Мне почему-то очень запало в душу это единственное интервью Бориса, в нем было что-то настоящее, все-таки необычно, когда в словах уже матерого космического волка проступает романтика и юношеский идеализм, а, может, это как-то перекликалось с моими неосуществившимися мечтами молодости. И журналистский нюх заставлял меня все время следить как за успехами и провалами «Глубокого космоса», так и за самым известным его испытателем. Впрочем, информации было немного.

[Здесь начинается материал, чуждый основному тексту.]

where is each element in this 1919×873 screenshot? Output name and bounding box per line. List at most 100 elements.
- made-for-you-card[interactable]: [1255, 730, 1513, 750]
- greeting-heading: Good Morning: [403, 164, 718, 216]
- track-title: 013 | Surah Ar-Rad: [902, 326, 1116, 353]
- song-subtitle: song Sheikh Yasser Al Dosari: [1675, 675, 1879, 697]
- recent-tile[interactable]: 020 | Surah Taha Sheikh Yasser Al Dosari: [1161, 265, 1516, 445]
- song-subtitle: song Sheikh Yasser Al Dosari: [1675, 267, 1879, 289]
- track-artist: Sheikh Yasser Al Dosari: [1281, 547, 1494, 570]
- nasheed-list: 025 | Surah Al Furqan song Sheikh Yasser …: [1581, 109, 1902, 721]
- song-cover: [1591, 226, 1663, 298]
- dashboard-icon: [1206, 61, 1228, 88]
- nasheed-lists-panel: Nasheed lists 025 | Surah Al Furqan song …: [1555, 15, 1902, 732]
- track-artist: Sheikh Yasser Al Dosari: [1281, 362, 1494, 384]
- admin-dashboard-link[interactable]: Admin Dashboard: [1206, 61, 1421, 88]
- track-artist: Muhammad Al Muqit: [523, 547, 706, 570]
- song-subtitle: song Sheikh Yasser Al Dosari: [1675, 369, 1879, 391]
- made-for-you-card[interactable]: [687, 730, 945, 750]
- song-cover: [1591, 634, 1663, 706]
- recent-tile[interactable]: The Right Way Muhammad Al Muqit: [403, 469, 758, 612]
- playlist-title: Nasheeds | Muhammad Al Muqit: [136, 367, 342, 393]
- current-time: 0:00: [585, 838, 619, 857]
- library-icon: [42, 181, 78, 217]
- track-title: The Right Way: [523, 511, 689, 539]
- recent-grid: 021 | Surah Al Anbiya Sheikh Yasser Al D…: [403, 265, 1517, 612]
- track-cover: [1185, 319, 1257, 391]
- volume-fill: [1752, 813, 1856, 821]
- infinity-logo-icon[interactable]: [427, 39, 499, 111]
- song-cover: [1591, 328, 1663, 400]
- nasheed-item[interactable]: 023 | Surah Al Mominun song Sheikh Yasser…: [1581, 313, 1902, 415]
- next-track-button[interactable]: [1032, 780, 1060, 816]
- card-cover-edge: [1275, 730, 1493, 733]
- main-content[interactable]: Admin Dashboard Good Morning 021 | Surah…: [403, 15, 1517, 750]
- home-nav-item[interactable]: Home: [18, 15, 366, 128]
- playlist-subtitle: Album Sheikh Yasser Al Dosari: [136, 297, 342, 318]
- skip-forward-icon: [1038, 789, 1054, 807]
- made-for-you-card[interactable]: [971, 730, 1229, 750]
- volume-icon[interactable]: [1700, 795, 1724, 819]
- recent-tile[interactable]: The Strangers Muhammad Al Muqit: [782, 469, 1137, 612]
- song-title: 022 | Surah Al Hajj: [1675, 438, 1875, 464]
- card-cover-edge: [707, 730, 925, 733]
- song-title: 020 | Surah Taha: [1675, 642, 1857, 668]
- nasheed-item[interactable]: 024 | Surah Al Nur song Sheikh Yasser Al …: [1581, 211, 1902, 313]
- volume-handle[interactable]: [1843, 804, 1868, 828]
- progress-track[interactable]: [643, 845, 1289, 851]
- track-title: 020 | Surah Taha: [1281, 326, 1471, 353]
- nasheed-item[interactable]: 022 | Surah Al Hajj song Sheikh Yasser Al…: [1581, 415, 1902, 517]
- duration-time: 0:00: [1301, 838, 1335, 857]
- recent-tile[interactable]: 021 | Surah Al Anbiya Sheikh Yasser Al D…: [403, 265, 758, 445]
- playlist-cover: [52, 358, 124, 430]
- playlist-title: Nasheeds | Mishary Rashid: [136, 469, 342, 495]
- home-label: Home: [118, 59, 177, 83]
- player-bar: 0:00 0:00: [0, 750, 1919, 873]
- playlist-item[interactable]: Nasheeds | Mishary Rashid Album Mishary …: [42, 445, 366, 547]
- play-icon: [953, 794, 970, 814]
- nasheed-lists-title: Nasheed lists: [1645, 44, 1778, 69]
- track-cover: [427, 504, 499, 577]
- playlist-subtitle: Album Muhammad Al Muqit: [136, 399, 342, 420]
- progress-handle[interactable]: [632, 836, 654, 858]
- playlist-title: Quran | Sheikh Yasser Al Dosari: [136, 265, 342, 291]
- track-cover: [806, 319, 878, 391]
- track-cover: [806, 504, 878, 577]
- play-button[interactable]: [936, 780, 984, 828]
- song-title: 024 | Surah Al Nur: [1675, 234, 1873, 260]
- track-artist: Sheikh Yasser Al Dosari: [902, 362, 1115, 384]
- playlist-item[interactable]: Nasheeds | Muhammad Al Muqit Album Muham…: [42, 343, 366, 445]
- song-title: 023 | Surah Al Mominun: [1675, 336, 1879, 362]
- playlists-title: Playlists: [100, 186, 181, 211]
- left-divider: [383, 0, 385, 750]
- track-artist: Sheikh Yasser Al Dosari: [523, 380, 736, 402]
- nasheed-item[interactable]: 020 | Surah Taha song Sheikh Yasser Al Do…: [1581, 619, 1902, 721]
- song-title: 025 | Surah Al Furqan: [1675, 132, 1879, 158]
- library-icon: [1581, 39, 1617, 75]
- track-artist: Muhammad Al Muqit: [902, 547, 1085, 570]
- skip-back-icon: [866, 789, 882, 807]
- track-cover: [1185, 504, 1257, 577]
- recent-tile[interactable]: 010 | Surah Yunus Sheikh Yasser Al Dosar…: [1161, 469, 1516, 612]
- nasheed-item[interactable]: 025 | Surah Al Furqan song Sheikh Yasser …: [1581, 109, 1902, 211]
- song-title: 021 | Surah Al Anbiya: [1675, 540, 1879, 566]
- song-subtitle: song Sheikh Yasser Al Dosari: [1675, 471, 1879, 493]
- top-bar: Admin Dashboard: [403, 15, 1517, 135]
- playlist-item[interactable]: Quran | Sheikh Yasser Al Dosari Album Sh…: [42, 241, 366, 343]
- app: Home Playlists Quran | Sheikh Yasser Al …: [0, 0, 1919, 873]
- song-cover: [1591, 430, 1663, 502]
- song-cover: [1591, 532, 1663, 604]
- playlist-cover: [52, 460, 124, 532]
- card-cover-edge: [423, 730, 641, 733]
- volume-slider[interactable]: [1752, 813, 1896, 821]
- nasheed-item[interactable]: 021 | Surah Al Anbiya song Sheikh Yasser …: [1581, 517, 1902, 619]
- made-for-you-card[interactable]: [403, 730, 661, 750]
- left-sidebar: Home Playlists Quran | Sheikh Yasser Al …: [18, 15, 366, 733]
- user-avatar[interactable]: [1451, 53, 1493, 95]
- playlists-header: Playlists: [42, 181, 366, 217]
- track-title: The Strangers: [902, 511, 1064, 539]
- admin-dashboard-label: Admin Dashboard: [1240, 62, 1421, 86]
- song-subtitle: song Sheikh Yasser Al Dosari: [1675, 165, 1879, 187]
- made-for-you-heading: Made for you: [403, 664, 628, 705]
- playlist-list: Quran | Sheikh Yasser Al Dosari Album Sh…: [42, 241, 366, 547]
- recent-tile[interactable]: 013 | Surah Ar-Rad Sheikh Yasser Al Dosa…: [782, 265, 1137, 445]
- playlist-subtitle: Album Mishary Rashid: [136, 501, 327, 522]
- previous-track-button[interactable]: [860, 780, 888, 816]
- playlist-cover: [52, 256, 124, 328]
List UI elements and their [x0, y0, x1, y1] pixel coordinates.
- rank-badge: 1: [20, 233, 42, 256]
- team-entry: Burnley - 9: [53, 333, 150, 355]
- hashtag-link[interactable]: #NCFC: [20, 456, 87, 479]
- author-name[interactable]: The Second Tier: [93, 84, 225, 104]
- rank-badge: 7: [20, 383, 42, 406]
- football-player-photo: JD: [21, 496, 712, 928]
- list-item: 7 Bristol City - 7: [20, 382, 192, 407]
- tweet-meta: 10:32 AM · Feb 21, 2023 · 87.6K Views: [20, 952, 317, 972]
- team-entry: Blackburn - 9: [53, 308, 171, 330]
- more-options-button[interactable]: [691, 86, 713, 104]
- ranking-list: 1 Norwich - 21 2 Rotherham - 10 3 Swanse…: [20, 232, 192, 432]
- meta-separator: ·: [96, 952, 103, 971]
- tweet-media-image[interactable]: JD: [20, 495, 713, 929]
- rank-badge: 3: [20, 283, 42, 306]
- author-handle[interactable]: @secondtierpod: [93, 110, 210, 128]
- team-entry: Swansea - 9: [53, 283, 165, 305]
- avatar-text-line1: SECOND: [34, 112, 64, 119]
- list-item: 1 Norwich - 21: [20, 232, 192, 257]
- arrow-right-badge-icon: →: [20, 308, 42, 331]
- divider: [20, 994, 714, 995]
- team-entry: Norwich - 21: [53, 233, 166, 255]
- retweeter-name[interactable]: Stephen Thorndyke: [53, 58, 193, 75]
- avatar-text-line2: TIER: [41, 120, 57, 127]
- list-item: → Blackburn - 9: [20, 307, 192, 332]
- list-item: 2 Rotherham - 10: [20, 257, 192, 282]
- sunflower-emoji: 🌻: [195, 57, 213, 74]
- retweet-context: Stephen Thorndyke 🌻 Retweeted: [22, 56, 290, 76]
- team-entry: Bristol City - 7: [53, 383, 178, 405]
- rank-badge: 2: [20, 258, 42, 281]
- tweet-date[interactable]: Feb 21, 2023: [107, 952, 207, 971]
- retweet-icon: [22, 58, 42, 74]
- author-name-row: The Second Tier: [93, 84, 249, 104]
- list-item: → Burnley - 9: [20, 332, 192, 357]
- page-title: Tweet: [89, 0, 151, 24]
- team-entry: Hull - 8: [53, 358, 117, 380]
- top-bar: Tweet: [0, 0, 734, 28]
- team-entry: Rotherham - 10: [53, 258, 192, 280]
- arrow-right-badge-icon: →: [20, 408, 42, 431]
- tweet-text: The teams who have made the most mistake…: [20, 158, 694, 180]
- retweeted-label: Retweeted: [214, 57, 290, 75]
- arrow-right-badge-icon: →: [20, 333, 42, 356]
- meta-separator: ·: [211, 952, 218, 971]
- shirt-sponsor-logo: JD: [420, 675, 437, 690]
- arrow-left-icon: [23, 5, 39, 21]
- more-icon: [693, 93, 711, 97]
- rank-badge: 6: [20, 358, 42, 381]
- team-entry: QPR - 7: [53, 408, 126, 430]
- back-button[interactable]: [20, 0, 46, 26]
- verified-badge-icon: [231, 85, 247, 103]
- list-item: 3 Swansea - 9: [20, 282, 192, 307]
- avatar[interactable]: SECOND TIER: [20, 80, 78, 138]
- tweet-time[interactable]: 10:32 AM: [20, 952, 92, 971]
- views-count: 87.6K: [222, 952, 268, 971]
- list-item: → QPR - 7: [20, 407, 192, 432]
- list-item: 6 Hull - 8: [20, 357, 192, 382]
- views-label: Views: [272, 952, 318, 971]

Я прошел по аллее в средиземноморском стиле, с просветами между колоннами, увитыми виноградом, и остановился перед отделенным стеклянными панелями фойе, где меня уже поджидал Борис. Он был одет в свободные белые брюки и легкий пиджак, которые, тем не менее, смотрелись на нем как строгий безупречно отутюженный деловой костюм. В присутствии Бориса с его великолепной выправкой я всегда невольно и сам подтягивал живот и расправлял плечи, хотя меня нельзя назвать совсем уж неспортивным – обязательные пробежки и плавание я ввел в привычку еще в университете. Мы вошли в прохладное помещение и сели в плетеные кресла около овального стола с фруктами и разноцветными напитками. Пара вопросов о текущих делах, приветы от общих знакомых – Борис явно наслаждался неспешностью беседы и теплым ветром с террасы.